TORINO – Il Piemonte detiene un primato di cui difficilmente può andare fiero: è la regione italiana che ospita la stragrande maggioranza della radioattività nazionale, pari al 79,30% del totale. A certificarlo è stato il ministro dell’Ambiente Gilberto Pichetto Fratin, intervenuto alla Camera nel corso di un’audizione dedicata allo smaltimento delle scorie nucleari e alla definizione delle aree idonee per lo sviluppo di impianti da fonti rinnovabili.
Il dato emerge dall’Inventario nazionale dei rifiuti radioattivi aggiornato al 31 dicembre 2023 e redatto dall’Isin (Ispettorato nazionale per la sicurezza nucleare e la radioprotezione). A quella data, in Italia si contavano 32.663 metri cubi di rifiuti radioattivi, in crescita del 5% rispetto al 2022, in prevalenza a bassa e bassissima attività.
Volume e radioattività: due facce dello stesso problema
Se si considerano solo i volumi di rifiuti, il Piemonte figura “solo” al terzo posto dopo Lazio e Lombardia, con 5.971 m³ pari al 18,28% del totale. Il Lazio guida la classifica con 10.549 m³ (32,30%), seguito dalla Lombardia con 6.435 m³ (19,70%). Tuttavia, è la radioattività contenuta a preoccupare maggiormente, e su questo fronte il Piemonte distanzia tutte le altre regioni: da solo concentra quasi l’80% della radioattività nazionale.

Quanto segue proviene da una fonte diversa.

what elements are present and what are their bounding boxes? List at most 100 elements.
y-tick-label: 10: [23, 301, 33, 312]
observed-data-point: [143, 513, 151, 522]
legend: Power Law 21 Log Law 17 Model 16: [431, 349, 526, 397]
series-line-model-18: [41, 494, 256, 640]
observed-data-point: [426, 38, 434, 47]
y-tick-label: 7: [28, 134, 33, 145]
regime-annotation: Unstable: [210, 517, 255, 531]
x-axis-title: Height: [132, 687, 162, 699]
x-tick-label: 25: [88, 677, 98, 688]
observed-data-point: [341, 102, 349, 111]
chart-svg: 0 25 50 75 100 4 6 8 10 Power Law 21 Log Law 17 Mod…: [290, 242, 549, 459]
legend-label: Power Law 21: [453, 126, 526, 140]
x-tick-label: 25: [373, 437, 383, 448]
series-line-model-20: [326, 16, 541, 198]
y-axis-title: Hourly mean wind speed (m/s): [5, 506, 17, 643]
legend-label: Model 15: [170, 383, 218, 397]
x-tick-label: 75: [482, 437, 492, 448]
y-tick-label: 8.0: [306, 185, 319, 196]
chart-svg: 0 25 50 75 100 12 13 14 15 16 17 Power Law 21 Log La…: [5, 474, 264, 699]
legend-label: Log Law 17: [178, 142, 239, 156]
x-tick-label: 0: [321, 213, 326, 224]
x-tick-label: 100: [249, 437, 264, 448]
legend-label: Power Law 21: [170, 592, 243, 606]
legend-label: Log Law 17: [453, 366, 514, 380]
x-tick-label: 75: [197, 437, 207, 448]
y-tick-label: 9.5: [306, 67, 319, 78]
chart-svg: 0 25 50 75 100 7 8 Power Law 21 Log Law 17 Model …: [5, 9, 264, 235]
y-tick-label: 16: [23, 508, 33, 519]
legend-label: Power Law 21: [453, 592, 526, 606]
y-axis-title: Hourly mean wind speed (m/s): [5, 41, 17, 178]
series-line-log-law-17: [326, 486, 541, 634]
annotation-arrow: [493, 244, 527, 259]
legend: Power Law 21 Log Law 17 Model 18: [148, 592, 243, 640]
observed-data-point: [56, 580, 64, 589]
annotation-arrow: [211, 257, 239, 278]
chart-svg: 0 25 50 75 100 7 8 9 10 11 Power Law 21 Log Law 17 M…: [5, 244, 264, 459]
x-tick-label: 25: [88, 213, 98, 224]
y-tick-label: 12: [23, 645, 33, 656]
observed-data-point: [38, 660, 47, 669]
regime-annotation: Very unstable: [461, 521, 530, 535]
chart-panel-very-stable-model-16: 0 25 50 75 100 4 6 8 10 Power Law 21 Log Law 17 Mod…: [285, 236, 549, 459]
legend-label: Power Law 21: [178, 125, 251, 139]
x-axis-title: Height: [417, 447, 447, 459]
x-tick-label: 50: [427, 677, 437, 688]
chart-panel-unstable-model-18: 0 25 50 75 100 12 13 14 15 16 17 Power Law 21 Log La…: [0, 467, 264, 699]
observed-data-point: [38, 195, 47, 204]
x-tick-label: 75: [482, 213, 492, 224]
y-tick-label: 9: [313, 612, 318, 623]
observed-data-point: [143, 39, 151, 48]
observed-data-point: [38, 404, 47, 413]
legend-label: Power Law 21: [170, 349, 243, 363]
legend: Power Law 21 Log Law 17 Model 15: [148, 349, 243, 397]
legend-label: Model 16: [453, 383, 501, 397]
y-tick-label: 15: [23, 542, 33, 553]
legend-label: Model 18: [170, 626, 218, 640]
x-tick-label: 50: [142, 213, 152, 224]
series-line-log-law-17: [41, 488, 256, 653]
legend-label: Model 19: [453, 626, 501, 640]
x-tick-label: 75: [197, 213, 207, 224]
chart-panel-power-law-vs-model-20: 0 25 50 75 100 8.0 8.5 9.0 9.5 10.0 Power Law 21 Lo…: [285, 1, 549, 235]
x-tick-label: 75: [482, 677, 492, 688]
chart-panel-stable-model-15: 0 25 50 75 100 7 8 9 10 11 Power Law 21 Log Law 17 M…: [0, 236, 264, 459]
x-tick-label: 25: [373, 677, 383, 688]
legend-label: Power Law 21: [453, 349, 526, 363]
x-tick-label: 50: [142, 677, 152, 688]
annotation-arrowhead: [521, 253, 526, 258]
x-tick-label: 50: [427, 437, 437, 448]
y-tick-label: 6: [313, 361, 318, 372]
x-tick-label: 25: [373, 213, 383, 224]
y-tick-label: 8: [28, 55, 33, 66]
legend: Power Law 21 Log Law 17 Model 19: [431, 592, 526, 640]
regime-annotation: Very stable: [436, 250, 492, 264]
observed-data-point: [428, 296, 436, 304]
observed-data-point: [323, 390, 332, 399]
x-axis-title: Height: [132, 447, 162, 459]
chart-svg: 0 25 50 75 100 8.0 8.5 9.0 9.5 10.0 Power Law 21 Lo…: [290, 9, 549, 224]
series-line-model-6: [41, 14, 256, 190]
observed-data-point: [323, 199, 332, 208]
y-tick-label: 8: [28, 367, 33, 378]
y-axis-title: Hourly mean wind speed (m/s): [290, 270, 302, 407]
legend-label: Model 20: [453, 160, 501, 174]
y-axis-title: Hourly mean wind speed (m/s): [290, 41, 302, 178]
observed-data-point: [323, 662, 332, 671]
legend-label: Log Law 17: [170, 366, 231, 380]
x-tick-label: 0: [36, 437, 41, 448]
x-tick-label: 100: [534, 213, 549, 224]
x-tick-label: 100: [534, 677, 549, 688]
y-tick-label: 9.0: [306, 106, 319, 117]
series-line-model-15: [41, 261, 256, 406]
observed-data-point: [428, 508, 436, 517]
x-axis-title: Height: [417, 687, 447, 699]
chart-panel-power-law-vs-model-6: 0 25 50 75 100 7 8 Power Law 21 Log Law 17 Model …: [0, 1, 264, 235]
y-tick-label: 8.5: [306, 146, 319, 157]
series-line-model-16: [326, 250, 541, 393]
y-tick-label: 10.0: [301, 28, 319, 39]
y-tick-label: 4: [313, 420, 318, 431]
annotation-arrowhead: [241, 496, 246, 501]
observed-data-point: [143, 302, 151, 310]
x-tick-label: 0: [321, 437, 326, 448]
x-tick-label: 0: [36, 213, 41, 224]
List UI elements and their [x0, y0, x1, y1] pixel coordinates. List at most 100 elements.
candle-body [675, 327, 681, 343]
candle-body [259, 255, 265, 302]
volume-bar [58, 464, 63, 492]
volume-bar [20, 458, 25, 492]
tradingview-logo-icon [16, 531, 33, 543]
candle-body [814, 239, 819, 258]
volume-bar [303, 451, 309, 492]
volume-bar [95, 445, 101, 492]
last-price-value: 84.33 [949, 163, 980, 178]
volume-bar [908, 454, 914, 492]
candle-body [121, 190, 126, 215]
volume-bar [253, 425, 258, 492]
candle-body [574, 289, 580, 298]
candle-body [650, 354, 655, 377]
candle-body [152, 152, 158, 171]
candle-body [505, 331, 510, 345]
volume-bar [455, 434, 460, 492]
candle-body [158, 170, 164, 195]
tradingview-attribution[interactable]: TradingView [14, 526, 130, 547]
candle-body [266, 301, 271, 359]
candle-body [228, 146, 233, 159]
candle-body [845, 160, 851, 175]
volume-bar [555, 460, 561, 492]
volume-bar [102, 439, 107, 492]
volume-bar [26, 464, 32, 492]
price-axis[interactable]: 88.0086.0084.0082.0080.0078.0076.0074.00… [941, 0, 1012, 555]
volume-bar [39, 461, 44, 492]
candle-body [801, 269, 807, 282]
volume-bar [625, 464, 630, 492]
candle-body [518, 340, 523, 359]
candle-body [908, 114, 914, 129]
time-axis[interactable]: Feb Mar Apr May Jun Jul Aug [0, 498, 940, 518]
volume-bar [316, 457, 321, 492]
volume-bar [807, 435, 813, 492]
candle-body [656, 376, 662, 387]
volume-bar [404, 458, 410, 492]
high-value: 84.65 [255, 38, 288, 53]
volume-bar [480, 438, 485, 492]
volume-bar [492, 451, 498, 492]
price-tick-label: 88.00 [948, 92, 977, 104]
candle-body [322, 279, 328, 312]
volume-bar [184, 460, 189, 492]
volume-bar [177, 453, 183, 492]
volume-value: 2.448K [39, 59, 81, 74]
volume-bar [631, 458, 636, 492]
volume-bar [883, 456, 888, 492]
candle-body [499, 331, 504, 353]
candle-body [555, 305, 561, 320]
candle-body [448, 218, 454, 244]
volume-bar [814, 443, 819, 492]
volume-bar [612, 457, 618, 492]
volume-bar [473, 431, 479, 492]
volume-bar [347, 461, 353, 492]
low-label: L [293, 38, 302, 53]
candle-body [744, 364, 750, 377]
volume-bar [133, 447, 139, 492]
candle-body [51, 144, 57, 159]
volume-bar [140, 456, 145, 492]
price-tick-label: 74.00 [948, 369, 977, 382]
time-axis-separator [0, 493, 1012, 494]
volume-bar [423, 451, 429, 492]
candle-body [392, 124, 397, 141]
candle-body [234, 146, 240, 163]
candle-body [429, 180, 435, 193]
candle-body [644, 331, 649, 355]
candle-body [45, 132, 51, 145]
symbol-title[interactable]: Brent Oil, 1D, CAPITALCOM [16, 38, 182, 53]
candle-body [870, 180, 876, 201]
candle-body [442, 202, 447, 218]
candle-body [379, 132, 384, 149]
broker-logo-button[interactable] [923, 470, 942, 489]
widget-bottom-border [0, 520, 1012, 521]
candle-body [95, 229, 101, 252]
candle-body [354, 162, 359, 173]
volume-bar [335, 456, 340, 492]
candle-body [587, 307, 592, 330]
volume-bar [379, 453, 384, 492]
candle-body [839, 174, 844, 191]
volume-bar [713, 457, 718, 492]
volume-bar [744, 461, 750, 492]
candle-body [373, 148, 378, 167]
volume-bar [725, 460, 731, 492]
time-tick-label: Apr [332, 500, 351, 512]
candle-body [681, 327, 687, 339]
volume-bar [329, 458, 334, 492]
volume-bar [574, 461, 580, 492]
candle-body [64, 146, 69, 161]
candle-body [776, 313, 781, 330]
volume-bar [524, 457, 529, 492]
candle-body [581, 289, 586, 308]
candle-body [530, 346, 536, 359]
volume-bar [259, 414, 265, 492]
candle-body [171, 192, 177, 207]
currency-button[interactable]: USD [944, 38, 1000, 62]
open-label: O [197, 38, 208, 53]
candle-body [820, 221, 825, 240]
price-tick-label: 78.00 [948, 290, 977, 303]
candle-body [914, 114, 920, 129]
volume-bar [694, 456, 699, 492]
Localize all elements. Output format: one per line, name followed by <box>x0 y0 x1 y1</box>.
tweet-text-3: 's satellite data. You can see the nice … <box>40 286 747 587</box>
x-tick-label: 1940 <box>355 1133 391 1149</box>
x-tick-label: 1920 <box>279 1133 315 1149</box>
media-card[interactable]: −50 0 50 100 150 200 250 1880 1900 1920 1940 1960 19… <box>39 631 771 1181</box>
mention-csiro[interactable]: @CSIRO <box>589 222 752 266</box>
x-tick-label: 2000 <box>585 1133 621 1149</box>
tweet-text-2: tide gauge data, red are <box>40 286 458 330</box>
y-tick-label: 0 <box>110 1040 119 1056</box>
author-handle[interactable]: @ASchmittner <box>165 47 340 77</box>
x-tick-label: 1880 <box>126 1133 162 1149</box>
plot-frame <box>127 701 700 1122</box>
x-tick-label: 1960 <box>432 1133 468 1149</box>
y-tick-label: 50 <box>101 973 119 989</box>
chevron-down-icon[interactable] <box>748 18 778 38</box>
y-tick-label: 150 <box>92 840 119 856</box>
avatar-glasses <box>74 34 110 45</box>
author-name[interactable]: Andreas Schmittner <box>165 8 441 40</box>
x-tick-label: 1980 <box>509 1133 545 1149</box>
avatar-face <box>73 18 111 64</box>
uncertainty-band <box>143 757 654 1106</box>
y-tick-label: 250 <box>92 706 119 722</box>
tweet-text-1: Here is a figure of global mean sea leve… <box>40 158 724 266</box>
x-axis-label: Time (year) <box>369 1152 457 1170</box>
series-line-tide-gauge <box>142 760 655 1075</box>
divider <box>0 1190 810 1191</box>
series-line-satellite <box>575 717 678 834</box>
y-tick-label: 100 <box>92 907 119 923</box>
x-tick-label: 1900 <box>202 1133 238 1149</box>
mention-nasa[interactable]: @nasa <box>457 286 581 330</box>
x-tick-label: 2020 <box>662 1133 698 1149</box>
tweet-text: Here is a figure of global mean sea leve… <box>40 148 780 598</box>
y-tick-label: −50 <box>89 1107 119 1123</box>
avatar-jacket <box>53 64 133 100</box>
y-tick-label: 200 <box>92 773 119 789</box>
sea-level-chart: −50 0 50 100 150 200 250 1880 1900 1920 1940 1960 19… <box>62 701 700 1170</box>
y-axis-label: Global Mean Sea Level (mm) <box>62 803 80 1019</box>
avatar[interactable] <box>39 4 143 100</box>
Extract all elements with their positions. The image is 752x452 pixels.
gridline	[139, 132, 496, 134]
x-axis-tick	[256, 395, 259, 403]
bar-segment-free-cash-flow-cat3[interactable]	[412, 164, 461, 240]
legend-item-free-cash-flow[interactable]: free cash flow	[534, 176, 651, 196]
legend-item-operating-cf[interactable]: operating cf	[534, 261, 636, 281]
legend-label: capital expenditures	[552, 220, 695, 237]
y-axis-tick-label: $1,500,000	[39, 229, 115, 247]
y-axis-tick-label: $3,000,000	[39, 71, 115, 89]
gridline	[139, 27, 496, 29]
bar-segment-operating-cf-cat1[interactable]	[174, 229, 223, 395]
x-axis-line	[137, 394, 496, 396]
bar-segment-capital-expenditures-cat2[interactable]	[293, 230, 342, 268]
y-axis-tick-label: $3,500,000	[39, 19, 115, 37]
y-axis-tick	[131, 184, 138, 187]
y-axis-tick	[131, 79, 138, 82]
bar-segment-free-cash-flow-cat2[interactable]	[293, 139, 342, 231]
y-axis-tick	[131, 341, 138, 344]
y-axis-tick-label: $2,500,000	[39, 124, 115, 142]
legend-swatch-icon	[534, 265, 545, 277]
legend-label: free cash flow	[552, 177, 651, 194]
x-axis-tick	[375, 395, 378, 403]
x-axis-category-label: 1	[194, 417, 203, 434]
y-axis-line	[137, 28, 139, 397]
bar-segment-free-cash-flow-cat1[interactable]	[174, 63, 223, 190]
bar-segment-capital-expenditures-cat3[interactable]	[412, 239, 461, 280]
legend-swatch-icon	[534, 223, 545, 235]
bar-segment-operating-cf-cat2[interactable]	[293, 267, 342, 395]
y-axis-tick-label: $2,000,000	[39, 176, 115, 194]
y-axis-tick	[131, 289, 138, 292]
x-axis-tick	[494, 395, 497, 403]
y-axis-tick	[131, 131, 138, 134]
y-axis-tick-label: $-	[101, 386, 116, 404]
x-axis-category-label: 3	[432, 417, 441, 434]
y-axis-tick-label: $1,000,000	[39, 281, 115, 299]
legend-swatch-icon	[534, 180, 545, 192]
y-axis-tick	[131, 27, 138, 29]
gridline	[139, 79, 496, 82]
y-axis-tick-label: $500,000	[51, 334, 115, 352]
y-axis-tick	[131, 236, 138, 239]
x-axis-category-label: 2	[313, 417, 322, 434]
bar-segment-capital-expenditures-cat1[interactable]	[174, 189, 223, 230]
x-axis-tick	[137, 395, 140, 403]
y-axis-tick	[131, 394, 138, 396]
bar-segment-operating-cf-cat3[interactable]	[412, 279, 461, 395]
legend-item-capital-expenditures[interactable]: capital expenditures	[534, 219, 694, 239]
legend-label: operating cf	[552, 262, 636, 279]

Un’eredità nucleare lunga decenni
Le ragioni di questa concentrazione risalgono alla stagione nucleare italiana degli anni ‘60-‘80, quando in Piemonte furono costruite alcune tra le più importanti infrastrutture del ciclo nucleare. A seguito del referendum del 1987 – che decretò l’uscita dell’Italia dal nucleare – gli impianti vennero chiusi, ma una parte consistente dei materiali radioattivi è rimasta stoccata nei siti stessi in cui fu prodotta.
Tra questi spiccano:
La centrale “E. Fermi” di Trino (Vercelli), tra i primi impianti nucleari attivati in Italia.
L’impianto Eurex di Saluggia, destinato al riprocessamento del combustibile nucleare, oggi in fase di smantellamento.
Il deposito di combustibile irraggiato “Avogadro”, anch’esso a Saluggia.
Lo stabilimento “Fabbricazioni Nucleari” di Bosco Marengo (Alessandria), dove veniva prodotto combustibile per centrali.
Tutti impianti che, pur inattivi, continuano a conservare rifiuti ad alta radioattività, in attesa di un sito nazionale di stoccaggio definitivo.
Il nodo del Deposito Nazionale
L’Italia, a distanza di quasi 40 anni dalla dismissione del nucleare, non ha ancora individuato un luogo per il Deposito Nazionale delle scorie. Questo progetto – più volte annunciato e rinviato – è pensato per custodire in sicurezza i rifiuti radioattivi di tutta Italia, oggi distribuiti in una ventina di siti temporanei.
Nel frattempo, territori come il Vercellese e l’Alessandrino si trovano a gestire le ricadute ambientali, sanitarie e logistiche di un’eredità nucleare mai completamente risolta. Le comunità locali, spesso mobilitate in comitati e associazioni, chiedono maggiore trasparenza, sicurezza e soprattutto tempi certi per la rimozione definitiva dei materiali pericolosi.